QUESTION: Secular Science and Natural Selection


The second idea Humanists embrace in biology is natural selection. Natural selection is the mechanism proposed by Darwin that, through competition and other factors such as predators, geography, and time, only those life forms best suited to survive will live and reproduce. Tied up in this theory is the notion of “survival of the fittest, “or the struggle for existence.” Carl Sagan insists that “natural selection is a successful theory devised to explain the fact of evolution.”1

Charles Darwin relied on natural selection as the mechanism for his theory of evolution largely because he felt it was something man had already observed through artificial breeding. When one breeds horses to create faster offspring, one is artificially selecting a beneficial trait and, therefore, engaging in a microevolutionary process. Darwin was convinced that, given enough time, nature does the selecting to evolve new forms of life. Indeed, Darwin believed that “natural selection is daily and hourly scrutinizing...every variation, even the slightest; rejecting that which is bad, preserving and adding up all that is good; silently and insensibly the improvement of each organic being.”2

Secular Science – Darwin and Random Variation
While a breeder purposely controls the selection process so that each generation contains the best improvements, Darwin believed that random variations were responsible for such improvements in nature. Current evolutionary scientists agree, even stating more forcefully that natural selection is a mindless process that does not have an ultimate goal or purpose in view.

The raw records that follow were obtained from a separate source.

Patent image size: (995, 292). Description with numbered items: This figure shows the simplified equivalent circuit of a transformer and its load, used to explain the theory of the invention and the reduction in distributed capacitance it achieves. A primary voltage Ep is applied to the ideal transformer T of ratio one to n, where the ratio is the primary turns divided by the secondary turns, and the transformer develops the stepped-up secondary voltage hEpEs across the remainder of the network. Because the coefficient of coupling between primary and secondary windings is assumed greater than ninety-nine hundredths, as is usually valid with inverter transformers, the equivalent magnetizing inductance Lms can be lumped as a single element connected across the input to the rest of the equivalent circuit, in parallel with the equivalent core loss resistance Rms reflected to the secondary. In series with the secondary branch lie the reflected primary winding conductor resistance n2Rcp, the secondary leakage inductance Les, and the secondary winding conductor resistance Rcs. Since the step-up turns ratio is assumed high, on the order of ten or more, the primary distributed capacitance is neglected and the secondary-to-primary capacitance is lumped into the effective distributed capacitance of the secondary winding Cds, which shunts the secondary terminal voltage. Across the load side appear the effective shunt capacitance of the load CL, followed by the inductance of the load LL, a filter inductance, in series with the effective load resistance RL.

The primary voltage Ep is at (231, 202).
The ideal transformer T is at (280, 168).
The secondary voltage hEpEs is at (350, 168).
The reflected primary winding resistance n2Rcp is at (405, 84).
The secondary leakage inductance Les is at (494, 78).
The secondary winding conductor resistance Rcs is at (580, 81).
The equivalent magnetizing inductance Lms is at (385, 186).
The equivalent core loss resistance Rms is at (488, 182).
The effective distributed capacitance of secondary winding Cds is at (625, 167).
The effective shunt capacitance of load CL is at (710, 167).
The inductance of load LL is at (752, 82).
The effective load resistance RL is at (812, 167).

Cornell University Professor William Provine, a leading historian of science, writes, “Modern science directly implies that the world is organized strictly in accordance with mechanistic principles. There are no purposive principles whatsoever in nature.”3 In the words of Richard Dawkins, “Natural section, the blind, unconscious, automatic process which Darwin discovered...has no purpose in mind. It has no mind and no mind’s eye. It does not plan for the future. It has no vision, no foresight, no sight at all. If it can be said to play the role of a watchmaker in nature, it is the blind watchmaker.”4


Rendered with permission from the book, Understanding the Times: The Collision of Today’s Competing Worldviews (Rev. 2nd ed), David Noebel, Summit Press, 2006. Compliments of John Stonestreet, David Noebel, and the Christian Worldview Ministry at Summit Ministries. All rights reserved in the original.

1 Carl Sagan, The Dragons of Eden (New York, NY: Random House, 1977), 6.

2 Charles Darwin, The Origin of Species, 1:103.

3 Cited in Phillip E. Johnson’s Darwin on Trial (Downers Grove, IL: InterVarsity Press, 1991), 124.

4 Richard Dawkins, The Blind Watchmaker (New York, NY: W.W. Norton & Company, 1996), 5.